#MosqueMeToo Hancurkan Sakralitas Ka’bah Lewat Isu Pelecehan Seksual

oleh
Ka’bah sebagai pusat skaralitas umat Islam mulai diterjang isu pelecehan seksual.

GLOBALINDO.CO, ISLAMABAD – Gerakan #MeToo yang melanda dunia perfilman Hollywood berhasil mengungkap praktik pelecehan seksual secara besar-besaran di panggung hiburan.

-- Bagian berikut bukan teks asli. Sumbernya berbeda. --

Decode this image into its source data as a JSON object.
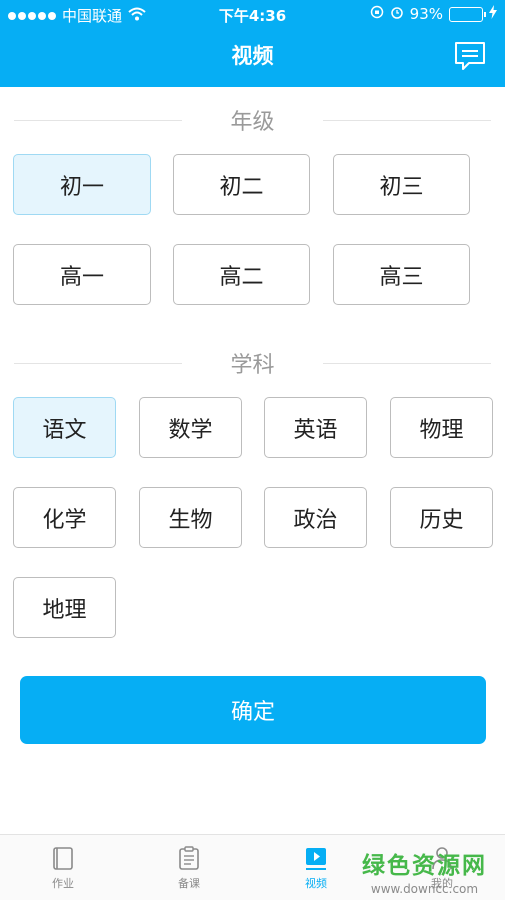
{
  "status_bar": {
    "carrier": "中国联通",
    "time": "下午4:36",
    "battery_pct": "93%",
    "battery_level": 0.93
  },
  "nav": {
    "title": "视频",
    "message_icon": "message-icon"
  },
  "grade": {
    "title": "年级",
    "options": [
      "初一",
      "初二",
      "初三",
      "高一",
      "高二",
      "高三"
    ],
    "selected": "初一"
  },
  "subject": {
    "title": "学科",
    "options": [
      "语文",
      "数学",
      "英语",
      "物理",
      "化学",
      "生物",
      "政治",
      "历史",
      "地理"
    ],
    "selected": "语文"
  },
  "confirm_label": "确定",
  "tabs": [
    {
      "label": "作业",
      "icon": "book-icon",
      "active": false
    },
    {
      "label": "备课",
      "icon": "clipboard-icon",
      "active": false
    },
    {
      "label": "视频",
      "icon": "play-icon",
      "active": true
    },
    {
      "label": "我的",
      "icon": "user-icon",
      "active": false
    }
  ],
  "watermark": {
    "name": "绿色资源网",
    "url": "www.downcc.com"
  },
  "colors": {
    "primary": "#06aef4",
    "selected_bg": "#e5f5fd",
    "watermark": "#46b84a"
  }
}
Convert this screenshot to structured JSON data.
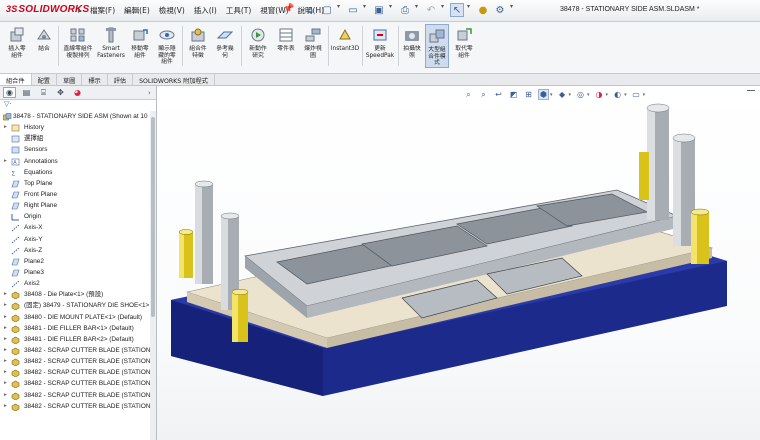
{
  "app": {
    "logo_ds": "3S",
    "logo_text": "SOLIDWORKS",
    "doc_title": "38478 - STATIONARY SIDE ASM.SLDASM *"
  },
  "menu": [
    "檔案(F)",
    "編輯(E)",
    "檢視(V)",
    "插入(I)",
    "工具(T)",
    "視窗(W)",
    "說明(H)"
  ],
  "quick_access": [
    "home-icon",
    "new-icon",
    "open-icon",
    "save-icon",
    "print-icon",
    "undo-icon",
    "select-icon",
    "rebuild-icon",
    "options-icon"
  ],
  "ribbon": {
    "buttons": [
      {
        "id": "insert-components",
        "label": "插入零\n組件"
      },
      {
        "id": "mate",
        "label": "結合"
      },
      {
        "id": "linear-pattern",
        "label": "直線零組件\n複製排列"
      },
      {
        "id": "smart-fasteners",
        "label": "Smart\nFasteners"
      },
      {
        "id": "move-component",
        "label": "移動零\n組件"
      },
      {
        "id": "show-hidden",
        "label": "顯示隱\n藏的零\n組件"
      },
      {
        "id": "assembly-features",
        "label": "組合件\n特徵"
      },
      {
        "id": "reference-geometry",
        "label": "參考幾\n何"
      },
      {
        "id": "new-motion-study",
        "label": "新動作\n研究"
      },
      {
        "id": "bom",
        "label": "零件表"
      },
      {
        "id": "exploded-view",
        "label": "爆炸視\n圖"
      },
      {
        "id": "instant3d",
        "label": "Instant3D"
      },
      {
        "id": "speedpak",
        "label": "更新\nSpeedPak"
      },
      {
        "id": "snapshot",
        "label": "拍攝快\n照"
      },
      {
        "id": "large-assembly",
        "label": "大型組\n合件模\n式"
      },
      {
        "id": "replace-component",
        "label": "取代零\n組件"
      }
    ]
  },
  "cm_tabs": [
    "組合件",
    "配置",
    "草圖",
    "標示",
    "評估",
    "SOLIDWORKS 附加程式"
  ],
  "feature_tree": {
    "root": "38478 - STATIONARY SIDE ASM  (Shown at 10",
    "nodes": [
      {
        "label": "History",
        "icon": "history-icon",
        "twisty": "▸"
      },
      {
        "label": "選擇組",
        "icon": "selection-set-icon",
        "twisty": ""
      },
      {
        "label": "Sensors",
        "icon": "sensor-icon",
        "twisty": ""
      },
      {
        "label": "Annotations",
        "icon": "annotation-icon",
        "twisty": "▸"
      },
      {
        "label": "Equations",
        "icon": "equation-icon",
        "twisty": ""
      },
      {
        "label": "Top Plane",
        "icon": "plane-icon",
        "twisty": ""
      },
      {
        "label": "Front Plane",
        "icon": "plane-icon",
        "twisty": ""
      },
      {
        "label": "Right Plane",
        "icon": "plane-icon",
        "twisty": ""
      },
      {
        "label": "Origin",
        "icon": "origin-icon",
        "twisty": ""
      },
      {
        "label": "Axis-X",
        "icon": "axis-icon",
        "twisty": ""
      },
      {
        "label": "Axis-Y",
        "icon": "axis-icon",
        "twisty": ""
      },
      {
        "label": "Axis-Z",
        "icon": "axis-icon",
        "twisty": ""
      },
      {
        "label": "Plane2",
        "icon": "plane-icon",
        "twisty": ""
      },
      {
        "label": "Plane3",
        "icon": "plane-icon",
        "twisty": ""
      },
      {
        "label": "Axis2",
        "icon": "axis-icon",
        "twisty": ""
      },
      {
        "label": "38408 - Die Plate<1> (預設)",
        "icon": "part-icon",
        "twisty": "▸"
      },
      {
        "label": "(固定) 38479 - STATIONARY DIE SHOE<1>",
        "icon": "part-icon",
        "twisty": "▸"
      },
      {
        "label": "38480 - DIE MOUNT PLATE<1> (Default)",
        "icon": "part-icon",
        "twisty": "▸"
      },
      {
        "label": "38481 - DIE FILLER BAR<1> (Default)",
        "icon": "part-icon",
        "twisty": "▸"
      },
      {
        "label": "38481 - DIE FILLER BAR<2> (Default)",
        "icon": "part-icon",
        "twisty": "▸"
      },
      {
        "label": "38482 - SCRAP CUTTER BLADE (STATIONA",
        "icon": "part-icon",
        "twisty": "▸"
      },
      {
        "label": "38482 - SCRAP CUTTER BLADE (STATIONA",
        "icon": "part-icon",
        "twisty": "▸"
      },
      {
        "label": "38482 - SCRAP CUTTER BLADE (STATIONA",
        "icon": "part-icon",
        "twisty": "▸"
      },
      {
        "label": "38482 - SCRAP CUTTER BLADE (STATIONA",
        "icon": "part-icon",
        "twisty": "▸"
      },
      {
        "label": "38482 - SCRAP CUTTER BLADE (STATIONA",
        "icon": "part-icon",
        "twisty": "▸"
      },
      {
        "label": "38482 - SCRAP CUTTER BLADE (STATIONA",
        "icon": "part-icon",
        "twisty": "▸"
      }
    ]
  },
  "heads_up_toolbar": [
    "zoom-to-fit-icon",
    "zoom-area-icon",
    "previous-view-icon",
    "section-view-icon",
    "dynamic-annotation-icon",
    "view-orientation-icon",
    "display-style-icon",
    "hide-show-icon",
    "edit-appearance-icon",
    "scene-icon",
    "view-settings-icon"
  ],
  "colors": {
    "logo_red": "#d0021b",
    "base_blue": "#1c2a8c",
    "plate_beige": "#e8ddc8",
    "steel": "#b9bec4",
    "bushing_yellow": "#d9c21a",
    "accent": "#2a6bd1"
  }
}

Kini, gerakan yang didukung penuh kalangan feminis ini mencoba menghancurkan sakralitas Ka’bah dan ibadah haji lewat modifikasi tanda pagar (Tagar) #MosqueMeToo.

Gerakan ini mulai merebak melalui jejaring sosial. Seorang perempuan muslim di berbagai negara menggunakan tagar #MosqueMeToo untuk berbagi pengalaman mereka mendapatkan pelecehan seksual saat menjalankan ibadah haji dan ibadah lainnya.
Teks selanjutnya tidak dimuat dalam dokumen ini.